Quant à la parole cachée, retrouvée grâce à Hildebert, le chat "psychopompe" (passeur des âmes) de Romane, elle sera traduite de l'araméen par le frère Pacifique, un vieux moine franciscain plein de sagesse qui estime que les temps ne sont pas encore venus et qui la gardera pour lui.
Il y a des passages bien mystérieux dans l'Evangile dont nous ne pourrons jamais épuiser le sens et je ne pense pas qu'il faille chercher à tout prix les mots (était-ce des mots ?) que le Christ a bien pu tracer avec son doigt sur le sol.
Les chrétiens n'adhèrent pas à un message oral ou écrit, mais à une personne.
Le sens ne réside pas dans l'inscription proprement dite, mais dans le geste lui-même qui invite les accusateurs de la femme adultère à descendre en eux-mêmes et à ne pas condamner.

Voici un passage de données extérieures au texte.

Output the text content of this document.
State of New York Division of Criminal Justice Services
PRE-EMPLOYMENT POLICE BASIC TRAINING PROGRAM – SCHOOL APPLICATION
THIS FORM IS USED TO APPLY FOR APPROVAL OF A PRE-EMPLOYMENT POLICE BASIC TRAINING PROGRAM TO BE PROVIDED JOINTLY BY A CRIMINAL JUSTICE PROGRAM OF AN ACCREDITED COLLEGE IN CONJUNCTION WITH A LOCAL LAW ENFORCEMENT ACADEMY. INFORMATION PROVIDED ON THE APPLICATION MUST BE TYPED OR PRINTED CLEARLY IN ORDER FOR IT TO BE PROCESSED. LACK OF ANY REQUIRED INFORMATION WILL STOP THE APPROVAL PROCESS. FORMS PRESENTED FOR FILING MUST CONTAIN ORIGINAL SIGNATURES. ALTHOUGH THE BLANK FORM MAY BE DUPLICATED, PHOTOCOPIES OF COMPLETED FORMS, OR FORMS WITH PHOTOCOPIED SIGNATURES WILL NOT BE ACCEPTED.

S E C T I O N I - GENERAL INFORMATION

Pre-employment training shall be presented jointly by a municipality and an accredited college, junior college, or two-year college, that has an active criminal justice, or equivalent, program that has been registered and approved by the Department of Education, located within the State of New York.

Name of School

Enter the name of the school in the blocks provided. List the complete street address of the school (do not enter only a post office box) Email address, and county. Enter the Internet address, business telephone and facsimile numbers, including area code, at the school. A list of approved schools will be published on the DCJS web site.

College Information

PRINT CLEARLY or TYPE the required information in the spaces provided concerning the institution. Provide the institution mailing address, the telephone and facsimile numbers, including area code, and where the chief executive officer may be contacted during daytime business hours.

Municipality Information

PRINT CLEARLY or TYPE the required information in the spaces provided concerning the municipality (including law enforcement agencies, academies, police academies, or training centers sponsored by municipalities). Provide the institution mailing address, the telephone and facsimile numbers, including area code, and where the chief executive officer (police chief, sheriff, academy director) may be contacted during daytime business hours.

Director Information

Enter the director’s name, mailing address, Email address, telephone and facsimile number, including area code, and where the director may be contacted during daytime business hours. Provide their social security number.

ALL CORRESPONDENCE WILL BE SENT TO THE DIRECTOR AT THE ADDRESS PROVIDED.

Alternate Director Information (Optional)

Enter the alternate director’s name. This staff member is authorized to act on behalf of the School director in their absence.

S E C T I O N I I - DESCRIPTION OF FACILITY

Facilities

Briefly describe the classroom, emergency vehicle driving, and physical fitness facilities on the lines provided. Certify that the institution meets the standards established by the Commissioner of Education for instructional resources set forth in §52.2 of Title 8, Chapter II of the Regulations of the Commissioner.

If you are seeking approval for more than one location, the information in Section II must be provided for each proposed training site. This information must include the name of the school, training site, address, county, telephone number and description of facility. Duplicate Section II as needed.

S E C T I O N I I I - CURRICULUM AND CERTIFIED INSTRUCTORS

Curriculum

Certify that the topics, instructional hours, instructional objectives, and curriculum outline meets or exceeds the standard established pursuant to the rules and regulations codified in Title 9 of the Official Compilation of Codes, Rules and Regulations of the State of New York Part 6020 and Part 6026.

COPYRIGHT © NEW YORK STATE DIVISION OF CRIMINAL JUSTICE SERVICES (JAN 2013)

De toutes façons, on ne voit pas bien quelles autres paroles que "Tu aimeras ton prochain comme toi-même" qui résume, comme le dit le Christ toute la Torah et tous les prophètes pourrait bien changer le destin du christianisme (et du monde), si elle était vraiment mise en pratique... Et on sait à quel point elle ne l'est pas.
On a beau se creuser la cervelle, on ne voit pas autre chose. Si, peut-être : "Les églises sont des prisons". Mais alors, pourquoi en avoir fondé une ? - C'est évidemment la dimension "gnostique" (le salut par la connaissance) du roman, si fascinante dans cette époque avide de "sensationnel" et toujours déçue par les révélations (c'est sans doute pourquoi il n'y en a pas)...
Sachons faire la part des choses, sans bouder pour autant notre plaisir.